Culture pop et influences hip hop
Pionnier du street art en France au début des années 1980, Olivier Rizzo alias Speedy Graphito, alors très jeune, se fait rapidement connaître à Paris, avec ses personnages-robots hallucinés, à la coiffure taillée en trident, et qu’il tague un peu partout dans la rue. Fraîchement sorti de l’école Estienne, ayant acquis les réflexes de la commercialisation propre aux arts appliqués, il traverse l’univers de la publicité pour finalement se consacrer à la peinture et au graphisme… et à sa propre renommée ! Le décuplement du phénomène médiatique pendant cette période si faste pour tous les domaines artistiques, mais aussi le talent, l’énergie et l’inventivité de Speedy Graphito le révèlent très vite sur la scène parisienne. C’est alors l’apothéose, tout en spasmes colorés et en protubérances organiques, du courant pictural de la Figuration Libre (R. Combas, les frères Di Rosa…), auquel il fut un moment rattaché. Mais il s’en est démarqué rapidement, et durant son parcours artistique – surtout en solo après sa collaboration au collectif X-Moulinex – Speedy Graphito a toujours su se renouveler. Tout en gardant sa propre touche graphique facilement reconnaissable, qui reste sa signature, sa marque de fabrique, il s’amuse à rebattre les cartes de l’aventure picturale du XXe siècle. Ainsi dans sa nouvelle exposition à la Galerie Polaris, il s’inspire de Braque, Picasso et Matisse. Mais il faut aussi faire le lien plus généralement avec le street art new-yorkais, et les figures de J.M. Basquiat et K. Harring.

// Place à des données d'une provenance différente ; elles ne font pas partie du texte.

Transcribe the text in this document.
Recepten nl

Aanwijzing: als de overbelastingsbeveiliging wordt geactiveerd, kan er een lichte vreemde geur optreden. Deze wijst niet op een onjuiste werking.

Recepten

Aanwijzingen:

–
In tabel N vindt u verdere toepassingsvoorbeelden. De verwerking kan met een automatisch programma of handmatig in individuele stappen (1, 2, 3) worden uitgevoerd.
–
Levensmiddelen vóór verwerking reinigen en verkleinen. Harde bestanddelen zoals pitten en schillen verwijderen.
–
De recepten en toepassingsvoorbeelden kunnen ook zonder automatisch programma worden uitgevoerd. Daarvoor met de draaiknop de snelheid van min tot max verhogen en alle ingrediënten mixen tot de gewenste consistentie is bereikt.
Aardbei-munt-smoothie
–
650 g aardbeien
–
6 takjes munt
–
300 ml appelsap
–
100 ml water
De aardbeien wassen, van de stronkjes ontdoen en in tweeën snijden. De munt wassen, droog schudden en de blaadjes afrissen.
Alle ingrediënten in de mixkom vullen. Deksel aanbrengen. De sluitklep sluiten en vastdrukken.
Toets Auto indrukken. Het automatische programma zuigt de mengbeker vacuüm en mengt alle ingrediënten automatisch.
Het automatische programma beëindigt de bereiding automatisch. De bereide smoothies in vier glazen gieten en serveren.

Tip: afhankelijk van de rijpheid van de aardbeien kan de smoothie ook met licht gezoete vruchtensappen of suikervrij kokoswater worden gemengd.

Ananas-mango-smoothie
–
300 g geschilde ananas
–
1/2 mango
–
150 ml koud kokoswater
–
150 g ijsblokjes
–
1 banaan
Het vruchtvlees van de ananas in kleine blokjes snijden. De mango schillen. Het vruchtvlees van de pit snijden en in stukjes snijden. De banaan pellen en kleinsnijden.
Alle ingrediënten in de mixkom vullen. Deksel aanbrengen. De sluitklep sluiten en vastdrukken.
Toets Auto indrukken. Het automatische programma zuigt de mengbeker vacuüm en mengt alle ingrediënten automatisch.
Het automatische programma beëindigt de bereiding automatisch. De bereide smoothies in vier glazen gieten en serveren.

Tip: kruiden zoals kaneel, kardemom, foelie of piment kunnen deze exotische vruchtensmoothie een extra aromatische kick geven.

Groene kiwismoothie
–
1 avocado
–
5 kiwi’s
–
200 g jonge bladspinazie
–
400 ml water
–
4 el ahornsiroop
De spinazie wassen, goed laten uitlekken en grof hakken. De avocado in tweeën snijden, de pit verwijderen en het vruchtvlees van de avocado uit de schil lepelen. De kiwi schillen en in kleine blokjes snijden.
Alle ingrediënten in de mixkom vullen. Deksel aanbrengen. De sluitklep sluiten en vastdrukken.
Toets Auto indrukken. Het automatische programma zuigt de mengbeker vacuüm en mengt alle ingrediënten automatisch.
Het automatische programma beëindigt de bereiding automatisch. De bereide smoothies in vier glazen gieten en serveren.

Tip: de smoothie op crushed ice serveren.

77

Curieux et prolixe, il a emprunté de nombreux chemins, et ses œuvres et produits dérivés sont aujourd’hui visibles un peu partout dans le monde, aussi bien dans les musées, dans les boutiques arty que sur les murs des villes. Après trois décennies d’une production ininterrompue, Speedy Graphito continue d’étonner et de brouiller les pistes. Son œuvre protéiforme intègre le dessin, la peinture, la sculpture, la photographie, la vidéo, la performance, l’installation, le langage et ses jeux de mots… Avec une incroyable énergie, cet artiste sait s’inspirer de l’air du temps, en parodiant et en intégrant à ses compositions tout un pan de la culture populaire, comme celle des cartoons/mangas et des jeux vidéos.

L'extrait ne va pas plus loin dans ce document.